Citing a need to "polish the rough edges," the Cleveland Indians on Friday sent rookie infielder Cory Snyder down to their Waterbury farm team in the Double-A Eastern League.

Cleveland writers had dubbed Snyder the city's "White Hope." The 22-year-old former Canyon High, BYU and Olympic star had hoped to become one of only a few major league players to avoid minor league service.

Snyder's Spring Training

G AB R H 2B 3B HR RBI Avg. 10 22 2 4 1 1 0 2 .182

Instead, he'll remain the hope of the future.

"He's going to be a star for the Cleveland Indians," Manager Pat Corrales said. "But since we're not going to jump from where we finished last year (last in the American League East) to first place, we would prefer to let him play every day in the minors. When we're ready to challenge for the top, he'll be with us. If we had chance to finish first or second, it would be worth a gamble. But that's not going to happen."

Said Snyder, "I was a little down, but there's nobody I can get upset with. The toughest part of the whole thing was saying goodby to the players. I was a little surprised they did it so early, but I guess that's the way it goes. It's over with and it's good to know where I'm going."

It should be easier than where he has been. It was rough for Snyder since he took aim at the first pitch of spring training three weeks ago. This was a guy who had never met a pitcher he didn't like. Or a pitch.

The first three pitches he saw in his collegiate career, nobody on the playing field saw again.

He homered in his first at-bats against Nevada Las Vegas and hit 73 in three years, the most in such a span in NCAA history. He hit .432 at Brigham Young University, then turned professional when Cleveland drafted him No. 1 last June.

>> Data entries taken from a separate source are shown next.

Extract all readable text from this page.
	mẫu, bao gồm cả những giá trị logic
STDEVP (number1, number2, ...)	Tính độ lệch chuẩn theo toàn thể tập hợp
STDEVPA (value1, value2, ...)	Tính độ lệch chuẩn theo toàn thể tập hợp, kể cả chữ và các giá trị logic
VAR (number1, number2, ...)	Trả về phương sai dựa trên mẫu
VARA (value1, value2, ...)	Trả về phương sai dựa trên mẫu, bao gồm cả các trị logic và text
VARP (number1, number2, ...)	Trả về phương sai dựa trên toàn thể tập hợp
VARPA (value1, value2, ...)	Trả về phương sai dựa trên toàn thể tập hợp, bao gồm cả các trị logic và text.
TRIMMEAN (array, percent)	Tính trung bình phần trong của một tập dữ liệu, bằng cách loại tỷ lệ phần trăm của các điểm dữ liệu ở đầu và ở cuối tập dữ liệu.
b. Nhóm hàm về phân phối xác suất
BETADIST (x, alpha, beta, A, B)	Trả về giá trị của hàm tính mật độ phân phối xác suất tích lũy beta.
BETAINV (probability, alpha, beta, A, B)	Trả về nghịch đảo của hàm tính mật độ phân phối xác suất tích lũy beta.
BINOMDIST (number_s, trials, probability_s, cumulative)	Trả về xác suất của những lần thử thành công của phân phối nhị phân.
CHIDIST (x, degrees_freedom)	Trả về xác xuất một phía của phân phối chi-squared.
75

But first, he played for the U.S. Olympic team and batted .400 in five games. He had two home runs and seven runs batted in.

From there, he took his hot bat to the Florida Instructional League Southern Division, where he won the triple crown (.390 average, 14 home runs, 53 runs batted in) in 46 games.

Prior to joining the Indians for spring training in Tucson, he spoke confidently of his chances against big-league pitching.

"I don't care who they are. They still have to throw the ball through here," he said, indicating his strike zone.

That they did. But the results shattered Snyder's confidence.

He appeared in 10 games for the Indians and batted just .182, with four hits in 22 at-bats. He scored twice, doubled, tripled, drove in two and made one error.

"I was pressing," Snyder conceded. "It was the first time I was ever tense playing baseball. I haven't played the way I can play. I was not playing like myself. I've never hit this bad . . . ever. I was not getting a lot of at-bats. I was taking extra batting practice.

"I had been giving the pitchers too much credit because they were big-league pitchers. Now I know I've got to go out there thinking they are just another pitcher. I can't worry about their names. I can't worry whether they've been in the big leagues 10 years or one year. I need to get my confidence level up."

To return that lost confidence, Cleveland chose a Double-A spot for Snyder rather than Triple-A.

"There is not a whole lot of difference between Double-A and Triple-A," Corrales said. "But what we want to do is give him a good year under his belt so he'll be ready. We know he has talent, but he has to relax. That's what we're aiming for. He's never faced this caliber of talent. Next time we see him, he'll be a finished product."

At least one aspect of Snyder's future appears to have been decided in Tucson. The Great Second Base Experiment seems to be over. The Indians tried him there, but he played more at third and even in the outfield one game.

"He's the type of athlete who can play anywhere. But I see him as an outfielder or third baseman for us," Corrales said.

"I just want to play," Snyder said. "And you never know. If I get hot, I might be back sooner than people think."